Mas até quando isso irá se manter? Novamente, não por muito tempo. Ou as empresas buscam se posicionar rapidamente no meio digital, construindo as marcas e plataformas de relacionamento com o seu público, aproveitando o despertar da crise e a cobrança veemente por resultados ou, no futuro, pagarão muito mais caro pelo esforço necessário e por chegarem tão tarde, pois o velho modelo sozinho pode passar a não funcionar mais.

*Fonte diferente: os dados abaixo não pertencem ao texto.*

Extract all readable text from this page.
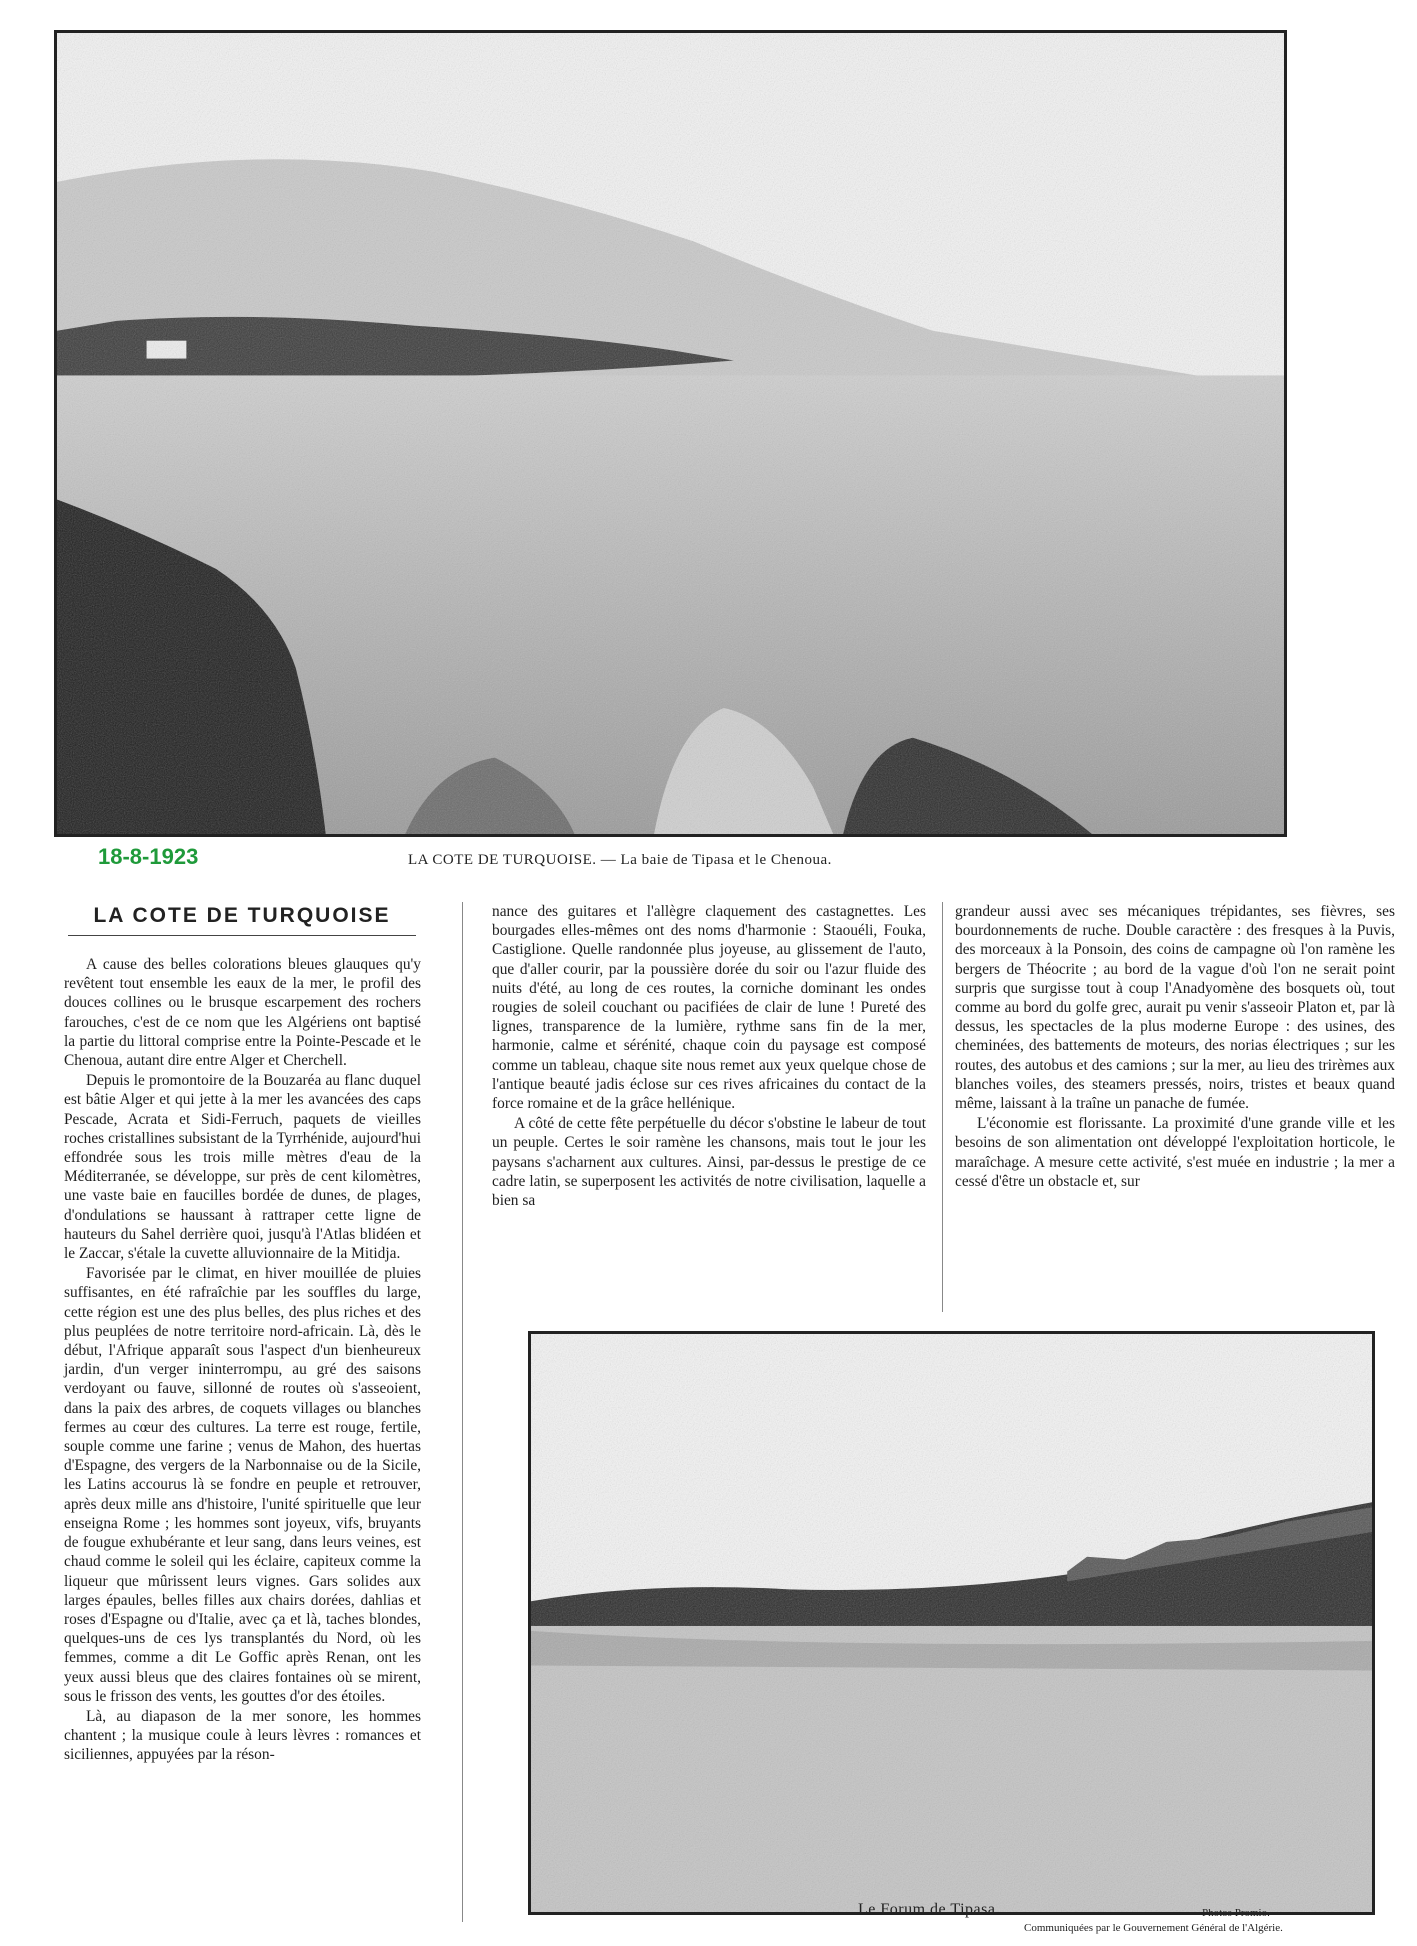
18-8-1923	LA COTE DE TURQUOISE. — La baie de Tipasa et le Chenoua.
LA COTE DE TURQUOISE

A cause des belles colorations bleues glauques qu'y revêtent tout ensemble les eaux de la mer, le profil des douces collines ou le brusque escarpement des rochers farouches, c'est de ce nom que les Algériens ont baptisé la partie du littoral comprise entre la Pointe-Pescade et le Chenoua, autant dire entre Alger et Cherchell.

Depuis le promontoire de la Bouzaréa au flanc duquel est bâtie Alger et qui jette à la mer les avancées des caps Pescade, Acrata et Sidi-Ferruch, paquets de vieilles roches cristallines subsistant de la Tyrrhénide, aujourd'hui effondrée sous les trois mille mètres d'eau de la Méditerranée, se développe, sur près de cent kilomètres, une vaste baie en faucilles bordée de dunes, de plages, d'ondulations se haussant à rattraper cette ligne de hauteurs du Sahel derrière quoi, jusqu'à l'Atlas blidéen et le Zaccar, s'étale la cuvette alluvionnaire de la Mitidja.

Favorisée par le climat, en hiver mouillée de pluies suffisantes, en été rafraîchie par les souffles du large, cette région est une des plus belles, des plus riches et des plus peuplées de notre territoire nord-africain. Là, dès le début, l'Afrique apparaît sous l'aspect d'un bienheureux jardin, d'un verger ininterrompu, au gré des saisons verdoyant ou fauve, sillonné de routes où s'asseoient, dans la paix des arbres, de coquets villages ou blanches fermes au cœur des cultures. La terre est rouge, fertile, souple comme une farine ; venus de Mahon, des huertas d'Espagne, des vergers de la Narbonnaise ou de la Sicile, les Latins accourus là se fondre en peuple et retrouver, après deux mille ans d'histoire, l'unité spirituelle que leur enseigna Rome ; les hommes sont joyeux, vifs, bruyants de fougue exhubérante et leur sang, dans leurs veines, est chaud comme le soleil qui les éclaire, capiteux comme la liqueur que mûrissent leurs vignes. Gars solides aux larges épaules, belles filles aux chairs dorées, dahlias et roses d'Espagne ou d'Italie, avec ça et là, taches blondes, quelques-uns de ces lys transplantés du Nord, où les femmes, comme a dit Le Goffic après Renan, ont les yeux aussi bleus que des claires fontaines où se mirent, sous le frisson des vents, les gouttes d'or des étoiles.

Là, au diapason de la mer sonore, les hommes chantent ; la musique coule à leurs lèvres : romances et siciliennes, appuyées par la réson-

nance des guitares et l'allègre claquement des castagnettes. Les bourgades elles-mêmes ont des noms d'harmonie : Staouéli, Fouka, Castiglione. Quelle randonnée plus joyeuse, au glissement de l'auto, que d'aller courir, par la poussière dorée du soir ou l'azur fluide des nuits d'été, au long de ces routes, la corniche dominant les ondes rougies de soleil couchant ou pacifiées de clair de lune ! Pureté des lignes, transparence de la lumière, rythme sans fin de la mer, harmonie, calme et sérénité, chaque coin du paysage est composé comme un tableau, chaque site nous remet aux yeux quelque chose de l'antique beauté jadis éclose sur ces rives africaines du contact de la force romaine et de la grâce hellénique.

A côté de cette fête perpétuelle du décor s'obstine le labeur de tout un peuple. Certes le soir ramène les chansons, mais tout le jour les paysans s'acharnent aux cultures. Ainsi, par-dessus le prestige de ce cadre latin, se superposent les activités de notre civilisation, laquelle a bien sa

grandeur aussi avec ses mécaniques trépidantes, ses fièvres, ses bourdonnements de ruche. Double caractère : des fresques à la Puvis, des morceaux à la Ponsoin, des coins de campagne où l'on ramène les bergers de Théocrite ; au bord de la vague d'où l'on ne serait point surpris que surgisse tout à coup l'Anadyomène des bosquets où, tout comme au bord du golfe grec, aurait pu venir s'asseoir Platon et, par là dessus, les spectacles de la plus moderne Europe : des usines, des cheminées, des battements de moteurs, des norias électriques ; sur les routes, des autobus et des camions ; sur la mer, au lieu des trirèmes aux blanches voiles, des steamers pressés, noirs, tristes et beaux quand même, laissant à la traîne un panache de fumée.

L'économie est florissante. La proximité d'une grande ville et les besoins de son alimentation ont développé l'exploitation horticole, le maraîchage. A mesure cette activité, s'est muée en industrie ; la mer a cessé d'être un obstacle et, sur

Le Forum de Tipasa.	Photos Promio.
Communiquées par le Gouvernement Général de l'Algérie.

David Reck é empreendedor do meio digital, sócio fundador da agência Enken Comunicação Digital e responsável pelas contas de empresas como Citizen, Trakinas, Michelin, Trifil, Apae, Kraft Foods, entre outras no Brasil e exterior. Formado em Engenharia da Computação, Reck detém 18 certificações pela Microsoft, sendo um dos brasileiros mais jovens a receber tais qualificações. Aos 13 anos fundou a Sysop BBS (Bulletin Board System), antecessora da Internet. Atua no meio digital como profissional especializado desde 1998, com passagens por diversas áreas. Já liderou mais de 200 projetos com negócios, marketing e publicidade.